Logo
17th-Jan-2018

November mid-terms, 2020 primaries

By AFP, Washington

Donald Trump's political future may well hinge on 2018, when he risks losing control of Congress in crucial elections that kick off the next White House battle-likely to pit the president against both Democrats and rogue Republican challengers.
Congressional mid-terms often swing against the party in power, and tradition suggests Trump's Republicans, who control the White House, the Senate and House of Representatives, are set to suffer on November 6 when Americans head to the polls.
The president is coming off a late-2017 high, when he managed to ram his massive tax cut plan through Congress.
But nearly one year into his presidency-he marks the anniversary of his inauguration January 20 -- Trump is entangled in an alarming face-off with North Korea, has antagonized US allies over Iran, and faces accusations of racism and hatemongering.
"Historically, this is bound to be a Democratic year," Larry Sabato, who heads the Center for Politics at University of Virginia, told AFP.
"The question is, will it be a moderately Democratic year, a substantially Democratic year, or an overwhelming Democratic year?"
Polling suggests Democrats have a strong shot at flipping the House, whose 435 members serve two-year terms, in November.

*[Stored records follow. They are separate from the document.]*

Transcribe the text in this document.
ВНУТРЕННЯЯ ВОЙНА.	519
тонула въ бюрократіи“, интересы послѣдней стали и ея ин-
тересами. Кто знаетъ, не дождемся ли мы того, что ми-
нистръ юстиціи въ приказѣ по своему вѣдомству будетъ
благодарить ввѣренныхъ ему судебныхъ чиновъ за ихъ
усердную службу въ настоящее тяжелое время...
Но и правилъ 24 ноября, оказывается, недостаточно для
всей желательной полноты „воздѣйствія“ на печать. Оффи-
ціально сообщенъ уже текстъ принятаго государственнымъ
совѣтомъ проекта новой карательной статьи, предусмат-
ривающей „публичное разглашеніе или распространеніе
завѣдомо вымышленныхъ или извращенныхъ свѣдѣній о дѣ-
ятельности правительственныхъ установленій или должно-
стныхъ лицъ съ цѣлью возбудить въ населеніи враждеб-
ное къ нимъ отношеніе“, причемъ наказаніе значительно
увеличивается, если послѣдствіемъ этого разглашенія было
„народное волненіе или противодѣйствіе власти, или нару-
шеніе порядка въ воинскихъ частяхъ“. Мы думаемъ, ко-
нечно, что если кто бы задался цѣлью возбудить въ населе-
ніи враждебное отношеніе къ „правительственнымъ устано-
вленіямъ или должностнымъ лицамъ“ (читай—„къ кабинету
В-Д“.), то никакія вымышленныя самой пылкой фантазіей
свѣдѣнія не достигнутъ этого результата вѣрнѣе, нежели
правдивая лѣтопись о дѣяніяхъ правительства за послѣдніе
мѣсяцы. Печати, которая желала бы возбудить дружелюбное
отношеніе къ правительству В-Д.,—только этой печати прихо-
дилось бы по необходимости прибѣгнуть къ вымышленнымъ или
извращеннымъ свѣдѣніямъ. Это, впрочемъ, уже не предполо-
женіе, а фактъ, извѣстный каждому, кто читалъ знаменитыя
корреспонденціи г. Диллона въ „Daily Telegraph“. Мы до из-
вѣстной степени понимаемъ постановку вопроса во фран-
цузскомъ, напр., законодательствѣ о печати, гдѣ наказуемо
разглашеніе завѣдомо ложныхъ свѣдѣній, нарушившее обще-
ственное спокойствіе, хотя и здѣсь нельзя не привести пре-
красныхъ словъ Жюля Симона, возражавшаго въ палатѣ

The prospects are slimmer in the Senate, where Democrats have to defend 26 seats compared to just eight for Republicans.
"Partisan gerrymandering is probably the only thing now that's giving Republicans some hope of hanging on to the House in 2018," said political historian Allan Lichtman of American University.
Trump and his Republicans will no doubt tout their tax cut success and the generally healthy economy.
But the president's poor approval ratings and questions about his suitability for office will also fuel the campaigns-not to mention the Russian election meddling inquiry that hangs like a sword of Damocles over the White House.
Republican Senator John Thune predicted that "hand-to-hand combat" lay ahead in the political contests. Collectively they will serve as opening tests for Democrats, who have been emboldened by recent successes at the polls. "It's going to be a tough environment," Republican Senator Jeff Flake, a Trump critic, told reporters.
After the mid-terms, Democrats would have two years to prepare their all-out effort to block the brash billionaire Trump, who will be 74 by Election Day 2020.
"If the House goes Democratic, then Trump will be able to get exactly zero passed," Sabato predicted.
A 2018 Democratic wave would not automatically signal Trump's demise. Bill Clinton and Barack Obama suffered scathing defeats in mid-term elections in 1994 and 2010; both were re-elected two years later.
But a more potentially embarrassing hurdle for Trump could emerge in the form of the primaries that determine presidential nominees.
Even with Trump in office, the Republican Party must choose its White House nominee, and with Trump's popularity below 40 percent, analysts predict a challenger will emerge.
There are precedents for such turmoil. Ronald Reagan defied Republican president Gerald Ford in 1976, winning enough primary votes to carry the suspense into that year's nominating convention.
Senator Edward Kennedy bitterly challenged Democratic incumbent Jimmy Carter in 1980, and far-right candidate Pat Buchanan opposed fellow Republican George Bush in 1988.